Second, the Global Health Corps itself would consist of doctors, nurses and other medical professionals drawn from the private sector, government agencies and the Peace Corps. Some would serve long-term commitments abroad or agree to deploy annually to hot spots, while others would remain on call to respond to crisis situations. The Corps would draw on a wide variety of expertise. Veterinarians would play a major part, given that animals provide important sources of transportation, food, labor and commerce in many underdeveloped countries. Engineers, hydrologists and epidemiologists would likewise work to improve the public health infrastructure, provide clean water (an important building block in any public health system), and detect and prevent infectious diseases. Health educators might play a role in training public health workers and in teaching the local population how to prevent common maladies and keep children healthy.

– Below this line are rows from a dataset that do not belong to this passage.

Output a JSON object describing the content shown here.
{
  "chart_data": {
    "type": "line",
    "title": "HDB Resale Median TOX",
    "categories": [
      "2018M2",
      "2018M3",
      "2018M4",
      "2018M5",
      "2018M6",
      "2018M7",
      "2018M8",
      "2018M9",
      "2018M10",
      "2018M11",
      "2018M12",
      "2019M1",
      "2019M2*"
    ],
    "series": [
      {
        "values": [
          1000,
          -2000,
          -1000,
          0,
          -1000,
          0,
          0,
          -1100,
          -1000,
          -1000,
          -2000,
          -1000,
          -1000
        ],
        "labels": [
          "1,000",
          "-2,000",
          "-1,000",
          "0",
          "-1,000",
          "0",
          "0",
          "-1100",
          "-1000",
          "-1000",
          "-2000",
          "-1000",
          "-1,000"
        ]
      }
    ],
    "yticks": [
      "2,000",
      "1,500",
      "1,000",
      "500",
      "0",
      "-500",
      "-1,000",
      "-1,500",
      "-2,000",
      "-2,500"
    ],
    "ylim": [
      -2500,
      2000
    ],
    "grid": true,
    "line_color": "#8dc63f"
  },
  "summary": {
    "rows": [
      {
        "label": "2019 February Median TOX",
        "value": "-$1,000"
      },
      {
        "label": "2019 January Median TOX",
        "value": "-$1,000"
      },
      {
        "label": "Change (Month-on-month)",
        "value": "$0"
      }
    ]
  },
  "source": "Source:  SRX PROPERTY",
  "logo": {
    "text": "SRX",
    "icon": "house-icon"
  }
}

Finally, the Corps would have a rapid response capacity — a medical SWAT team — drawn from the commissioned ranks of the U.S. Public Health Service. This unit would be able to deploy to crisis areas around the world on short notice and set up a full-service field hospital. While it would primarily work overseas, responding to disasters such as the tsunami that hit the Indian Ocean region last December or the South Asian earthquake of early October 2005, it could also deploy within our own borders after major natural disasters like Hurricane Katrina. For many of the sick and wounded, this team would be the first help on the scene. Likewise, during infectious disease outbreaks, the unit could, in cooperation with international health organizations, deploy to treat the sick and, just as important, to identify a disease and halt its spread before it can inflict widespread casualties.
Neither the threats of injury and disease, nor the need for the United States to improve its image to achieve its objectives around the globe, will go away anytime soon. We need to act and we need to act now. Used and deployed properly, medical care and public health expertise can not only improve public health abroad, but can also serve as strong currencies of peace and diplomacy.